It's been a full week of Shelter in Place. We have hunkered down. We have ordered groceries and supplies online. We've gone out to storea as infrequently as possible. We are stocking up on basics - flour, rice, sugar, coffee, beer. We make dinner every night and eat it together, because, well, what else do we have to do? Who else do we have to see?
This was a day of two walks out on the marsh, one in the morning wet and windy, the other in the evening with high puffy clouds, deep bright slant of sun and only a touch of rain. We live out in an odd corner of the world, a kind of a backwater, a bit forgotten, without much foot traffic or visitors. We had only just moved here about six months ago, not long before the fires and outages that ravaged Northern California again. Although I miss my old town of Petaluma dearly, I now appreciate this sense of distance, tucked out at the end of East San Rafael. While we have plenty of neighbors and most are around for most of the day, we sure do keep our physical distance.

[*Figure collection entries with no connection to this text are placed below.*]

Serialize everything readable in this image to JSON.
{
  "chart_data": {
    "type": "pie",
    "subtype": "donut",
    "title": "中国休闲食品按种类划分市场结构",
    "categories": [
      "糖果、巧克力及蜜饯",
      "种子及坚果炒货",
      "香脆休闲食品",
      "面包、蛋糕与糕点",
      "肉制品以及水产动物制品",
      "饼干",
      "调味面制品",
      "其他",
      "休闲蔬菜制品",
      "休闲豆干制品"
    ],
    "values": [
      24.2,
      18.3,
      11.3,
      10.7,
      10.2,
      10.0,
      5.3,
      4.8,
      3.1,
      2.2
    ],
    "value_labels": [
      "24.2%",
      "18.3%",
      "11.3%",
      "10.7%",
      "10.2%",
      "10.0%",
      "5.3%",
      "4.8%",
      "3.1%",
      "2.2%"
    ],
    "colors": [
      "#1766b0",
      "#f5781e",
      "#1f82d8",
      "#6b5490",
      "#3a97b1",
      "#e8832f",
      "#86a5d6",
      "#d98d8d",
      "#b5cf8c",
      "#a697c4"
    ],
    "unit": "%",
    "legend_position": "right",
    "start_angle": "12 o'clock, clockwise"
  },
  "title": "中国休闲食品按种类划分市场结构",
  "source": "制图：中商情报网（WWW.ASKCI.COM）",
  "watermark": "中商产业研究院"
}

I think about the kids, no longer in daycare, no longer in school, no longer going through the dance of socialization, of friendship, of physical playtime together. What is this like for a four-year-old, a five -year-old?
It reminds me of those summers when I was four and five and polio was alive in the world. There was a kind of terror that underlay almost any sickness. Especially in the summer. One girl in my kindergarten class wore braces as a result of polio; those of us sitting by her would loosen and tighten the little wing nuts by her knees that allowed her to sit or stand. Spasms would rocket through her legs sometimes and she'd claw at the braces, in tears. She was only five, too.
I remember the delirious freedom associated with the polio vaccine. It wasn't just the sugar cubes it was administered with. It was being able to swim again in the ponds and streams, because the bacterium was most often contracted in water. My mother was in tears, bowing in gratitude for the scientists who had worked so hard to find this cure; we had escaped, we were protected, we would live.
It was reported today that it had taken 67 days to reach 100,000 cases of COVID-19 in the world - and only 4 days to go from 200,000 to 300,000 cases. Not all, of course, are deadly, and for sure not all have been counted. By tomorrow morning, March 25, we will have surpassed 400,000 cases*, present in 175 out 195 countries. By April 1, I imagine we'll have racked up a million cases world wide. And this President seems to think we should all get back to work in early April, because, you know, the economy sucks and business is flagging. Never mind that every advisor with a medical background or brains in their head has told him that relaxing our safeguards now would allow the virus to run wild and ransack the population. That in fact, our economy would suffer far more in the long run, taking even longer to recover.
All this President can think about is getting re-elected. The loss of civilian lives in this war against the virus is just collateral damage to him. If he pursues this plan of action, we will have an even longer and more protracted slow-down of the economy as communities sicken and collapse, as hospitals fail to keep up with the onslaught of the desperately sick.
If he pursues this plan of action, I think it behooves the legislators in Washington to enact The 25th Amendment and remove him from office for recklessly endangering the lives of the citizens of this country. For willfully and recklessly endangering the lives of doctors and nurses fighting this pandemic when he refused to take this seriously when he was first informed about it in January. For causing deaths of civilians by thoughtlessly promoting cures that don't work and dismissing practices that do in his woefully ignorant tweeting, his reckless, rambling press meetings full of misinformation and downright lies.
Personally, I wonder if he has lost his mind.
Meanwhile, we take our walks, we relish our meals, we crack bad jokes. Because we can. For now.
*UPDATE: Global numbers for reported number of cases of COVID-19 surpassed 400,000 before midnight of March 24th.